Ermeni toplumuna maddi katkı sağlaması amacıyla Karagözyan Yetimhanesi Vakfı tarafından başlatılan emlak projesinde sona gelindi. Ermeni toplumunun maddi sorunlarının çözümünde ‘anahtar’ rolü üstlenecek projenin bugünlere nasıl geldiğini ve Ermeni toplumu için ne ifade ettiğini Vakıf Başkanı Dikran Gülmezgil’le konuştuk.

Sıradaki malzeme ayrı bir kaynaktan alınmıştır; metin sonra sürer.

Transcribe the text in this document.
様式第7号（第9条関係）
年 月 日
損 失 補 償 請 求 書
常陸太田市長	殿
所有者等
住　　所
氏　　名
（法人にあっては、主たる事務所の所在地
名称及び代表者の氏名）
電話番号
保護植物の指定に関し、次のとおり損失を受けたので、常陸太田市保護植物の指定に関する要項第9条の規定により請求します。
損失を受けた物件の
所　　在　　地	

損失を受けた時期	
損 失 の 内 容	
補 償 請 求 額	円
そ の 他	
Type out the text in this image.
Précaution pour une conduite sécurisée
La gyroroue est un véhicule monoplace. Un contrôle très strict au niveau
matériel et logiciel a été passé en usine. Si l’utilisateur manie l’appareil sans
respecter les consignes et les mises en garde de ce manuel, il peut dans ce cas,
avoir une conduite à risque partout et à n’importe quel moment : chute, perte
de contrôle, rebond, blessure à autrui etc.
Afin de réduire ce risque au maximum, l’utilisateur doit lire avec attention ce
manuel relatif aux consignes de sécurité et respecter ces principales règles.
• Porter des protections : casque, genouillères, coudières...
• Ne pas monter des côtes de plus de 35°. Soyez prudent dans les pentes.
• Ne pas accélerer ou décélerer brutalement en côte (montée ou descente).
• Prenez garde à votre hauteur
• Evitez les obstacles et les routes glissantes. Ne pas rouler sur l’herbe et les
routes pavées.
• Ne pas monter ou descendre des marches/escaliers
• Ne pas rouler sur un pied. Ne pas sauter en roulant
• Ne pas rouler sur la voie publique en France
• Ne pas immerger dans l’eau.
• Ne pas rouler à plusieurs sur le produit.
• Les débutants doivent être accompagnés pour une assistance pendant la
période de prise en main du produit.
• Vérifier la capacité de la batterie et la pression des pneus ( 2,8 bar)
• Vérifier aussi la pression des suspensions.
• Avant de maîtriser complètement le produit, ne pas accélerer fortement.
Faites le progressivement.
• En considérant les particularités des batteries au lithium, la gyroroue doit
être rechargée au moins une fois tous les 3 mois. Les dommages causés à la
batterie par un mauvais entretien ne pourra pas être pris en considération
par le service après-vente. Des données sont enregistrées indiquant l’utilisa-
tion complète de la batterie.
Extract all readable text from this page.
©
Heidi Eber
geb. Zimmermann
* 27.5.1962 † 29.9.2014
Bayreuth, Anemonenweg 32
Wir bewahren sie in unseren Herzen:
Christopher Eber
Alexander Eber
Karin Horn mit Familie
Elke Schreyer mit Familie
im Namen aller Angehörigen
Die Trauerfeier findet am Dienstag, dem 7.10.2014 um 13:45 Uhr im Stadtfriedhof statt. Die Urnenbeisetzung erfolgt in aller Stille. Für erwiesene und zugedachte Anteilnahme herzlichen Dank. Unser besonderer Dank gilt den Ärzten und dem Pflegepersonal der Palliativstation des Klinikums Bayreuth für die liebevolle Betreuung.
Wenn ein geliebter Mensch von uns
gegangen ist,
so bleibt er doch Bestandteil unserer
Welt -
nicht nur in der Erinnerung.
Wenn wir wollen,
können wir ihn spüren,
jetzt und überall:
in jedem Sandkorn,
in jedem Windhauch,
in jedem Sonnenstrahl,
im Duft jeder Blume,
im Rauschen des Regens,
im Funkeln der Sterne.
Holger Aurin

Fotoğraflar: BERGE ARABIAN
BARUYR KUYUMCİYAN
baruyr@agos.com.tr
Ermeni toplumuna maddi katkı sağlaması amacıyla Karagözyan Yetimhanesi Vakfı tarafından başlatılan emlak projesi, uzun bir mücadelenin sonunda meyvesini verdi. Geçtiğimiz aylarda tapu ve iskân belgelerinin alınmasıyla ilk kiracılarıyla buluşan KEY Plaza, nihayet hayata geçirildi. 2000’li yılların başlangıcında hayal edilmesi dahi zor olan proje, 2005 yılında kabul edilen AB uyum yasaları çerçevesinde vakıfların mülkleri üzerinde ‘tasarruf edebilme hakkı’nı elde etmesi sayesinde gerçekleşti. Vakıflar Genel Müdürlüğü ve Bakanlar Kurulu’nun özel izniyle başlatılan inşaat öncesinde, halk pazarı olarak kullanılan arsanın boşaltılması, uzun süren davalar sürecinin ardından mümkün oldu. Kapsamı nedeniyle izin aşamaları hayli uzun süren ve 2009 yılında başlayan inşaat, 2011 yılında yüklenici firmanın otel işletmesi konusunda uluslararası bir markayla anlaşmasının ardından hızlandı. Otel binasının 2014 yılı Mart ayında hizmete açılmasıyla Karagözyan Vakfı’nın mülkü olan KEY Plaza da faaliyete başladı. İngilizcede anahtar anlamına gelen KEY, ismini, bugün 100. yılını kutlayan Karagözyan Ermeni Yetimhanesi’nin baş harflerinden alıyor. Ermeni toplumunun maddi sorunlarının çözümünde ‘anahtar’ rolü üstlenecek projenin bugünlere nasıl geldiğini ve Ermeni toplumu için ne ifade ettiğini Vakıf Başkanı Dikran Gülmezgil’le konuştuk. 19 Haziran 2007’de düzenlenen bir davetle ayrıntıları ilan edilen projenin sonlanmasının haklı gururunu yaşayan Gülmezgil, o tarihte Ermeni toplumuna sunduğu ‘gelirlerin adil paylaştırılması’ konusundaki önerilerini daha güçlü bir dille ifade ediyor.
-
Başlangıçtan bugüne kadar nasıl bir süreç yaşandı?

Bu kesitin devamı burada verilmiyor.